When determining whether to assess a trust fund penalty, the IRS must establish both responsibility and willfulness. According to the IRS’s Internal Revenue Manual, “willfulness” means intentional, voluntary, deliberate, and knowing. Evidence of evil intent or bad motive is not required and the government must demonstrate that 1) the responsible person acted intentionally by opting to pay other creditors over taxes, or 2) the responsible person’s conduct was grossly negligent or in reckless disregard of the law.
The IRS can satisfy the element of willfulness by proving that a responsible officer was aware or should have been aware of the outstanding taxes and either intentionally did not pay it or was indifferent to the requirements. In the IRS’s eyes, a taxpayer acted willfully when he or she fails to pay taxes after being put on notice that taxes need to be paid.
Consequently, a critical element in establishing willfulness centers on when and if the taxpayers were made aware of the payroll delinquencies. If there was never a history of delinquency to put the taxpayer on notice, then a failure to inquire about the status of taxes does not equal reckless disregard of the law. Some courts state that a taxpayer who does have notice that taxes were not properly submitted to the IRS also has a duty to inquire, investigate and correct the mismanagement. If they do have notice and didn’t do these things, then they are no longer just merely negligent and displayed gross negligence proving the element of willfulness.
There are several ways a taxpayer can take defense against willfulness element of the trust fund penalty (although the below defenses may vary by jurisdiction):
1) The taxpayer can show that he or she was merely negligent. In most cases, the taxpayer will have to show that he or she did not have actual knowledge that the liability existed and remained unpaid.

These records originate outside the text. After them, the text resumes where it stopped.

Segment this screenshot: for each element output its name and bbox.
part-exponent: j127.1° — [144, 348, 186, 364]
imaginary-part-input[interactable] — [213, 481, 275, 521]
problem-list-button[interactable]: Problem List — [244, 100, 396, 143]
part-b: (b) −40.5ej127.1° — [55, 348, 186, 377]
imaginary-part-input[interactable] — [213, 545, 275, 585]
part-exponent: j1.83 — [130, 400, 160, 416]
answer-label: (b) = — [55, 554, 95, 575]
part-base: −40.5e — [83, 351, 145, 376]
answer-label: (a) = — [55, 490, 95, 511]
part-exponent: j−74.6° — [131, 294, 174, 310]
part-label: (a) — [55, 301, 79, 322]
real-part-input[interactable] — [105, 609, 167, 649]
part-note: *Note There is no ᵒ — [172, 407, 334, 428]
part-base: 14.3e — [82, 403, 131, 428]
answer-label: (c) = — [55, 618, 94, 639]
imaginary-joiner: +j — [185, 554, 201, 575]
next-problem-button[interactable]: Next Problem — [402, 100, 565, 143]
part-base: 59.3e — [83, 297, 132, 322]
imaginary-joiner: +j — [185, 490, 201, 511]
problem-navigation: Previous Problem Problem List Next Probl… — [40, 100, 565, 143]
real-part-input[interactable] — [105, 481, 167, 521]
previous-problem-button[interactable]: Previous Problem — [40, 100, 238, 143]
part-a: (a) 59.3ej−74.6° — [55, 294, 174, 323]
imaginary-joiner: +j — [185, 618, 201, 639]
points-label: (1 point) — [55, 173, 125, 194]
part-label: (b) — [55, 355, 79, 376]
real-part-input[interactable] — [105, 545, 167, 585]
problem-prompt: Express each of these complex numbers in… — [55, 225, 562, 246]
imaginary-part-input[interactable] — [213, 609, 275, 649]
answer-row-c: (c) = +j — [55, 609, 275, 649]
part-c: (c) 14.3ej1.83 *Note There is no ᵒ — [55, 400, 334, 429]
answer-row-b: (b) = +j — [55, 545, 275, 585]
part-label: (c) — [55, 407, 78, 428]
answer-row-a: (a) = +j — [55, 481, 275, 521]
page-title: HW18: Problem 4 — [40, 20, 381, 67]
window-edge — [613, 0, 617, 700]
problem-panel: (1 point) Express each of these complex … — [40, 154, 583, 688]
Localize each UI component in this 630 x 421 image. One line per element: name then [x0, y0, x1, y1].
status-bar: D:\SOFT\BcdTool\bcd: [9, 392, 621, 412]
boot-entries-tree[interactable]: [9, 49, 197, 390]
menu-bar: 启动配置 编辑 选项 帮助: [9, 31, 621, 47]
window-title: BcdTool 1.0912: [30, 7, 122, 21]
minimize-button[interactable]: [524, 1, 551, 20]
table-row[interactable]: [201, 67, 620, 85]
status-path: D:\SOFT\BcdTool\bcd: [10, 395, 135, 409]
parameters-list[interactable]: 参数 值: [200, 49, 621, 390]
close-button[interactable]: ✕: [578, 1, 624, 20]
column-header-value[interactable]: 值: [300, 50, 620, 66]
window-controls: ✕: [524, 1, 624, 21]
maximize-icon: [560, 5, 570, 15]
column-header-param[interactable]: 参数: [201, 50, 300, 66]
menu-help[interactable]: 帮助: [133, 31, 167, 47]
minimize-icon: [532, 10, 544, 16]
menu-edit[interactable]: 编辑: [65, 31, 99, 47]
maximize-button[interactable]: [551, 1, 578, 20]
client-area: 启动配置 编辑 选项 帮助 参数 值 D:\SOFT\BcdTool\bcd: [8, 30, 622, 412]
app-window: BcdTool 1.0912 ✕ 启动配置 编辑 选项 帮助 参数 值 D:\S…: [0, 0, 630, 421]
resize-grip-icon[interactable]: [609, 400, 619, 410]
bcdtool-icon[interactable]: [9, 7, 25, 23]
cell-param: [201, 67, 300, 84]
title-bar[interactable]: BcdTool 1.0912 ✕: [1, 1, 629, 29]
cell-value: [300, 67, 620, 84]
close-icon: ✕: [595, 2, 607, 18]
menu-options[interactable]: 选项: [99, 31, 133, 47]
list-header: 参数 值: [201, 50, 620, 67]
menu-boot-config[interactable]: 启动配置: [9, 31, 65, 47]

2) The taxpayer can show reasonable cause for not paying the taxes. In most cases, the taxpayer will have to show that he or she made reasonable efforts to pay the trust fund taxes but those efforts were undermined by circumstances beyond their control.
3) The taxpayer lacked knowledge that the trust fund taxes were not being paid unless it is proven there was reckless disregard. (This is similar to defense #1)
4) The taxpayer proves that there were no unencumbered funds available from the business at the time he or she became a responsible person. (This only applies in some jurisdictions and the taxpayer must be a newly responsible person and all or a majority of the funds must have been unavailable.)
5) The taxpayer lacked financial control. This also applies in some jurisdictions and the taxpayer must prove that he or she was not occupying a central role in the financial affairs of the company and therefore, had no ability to pay or see to it that taxes were being paid.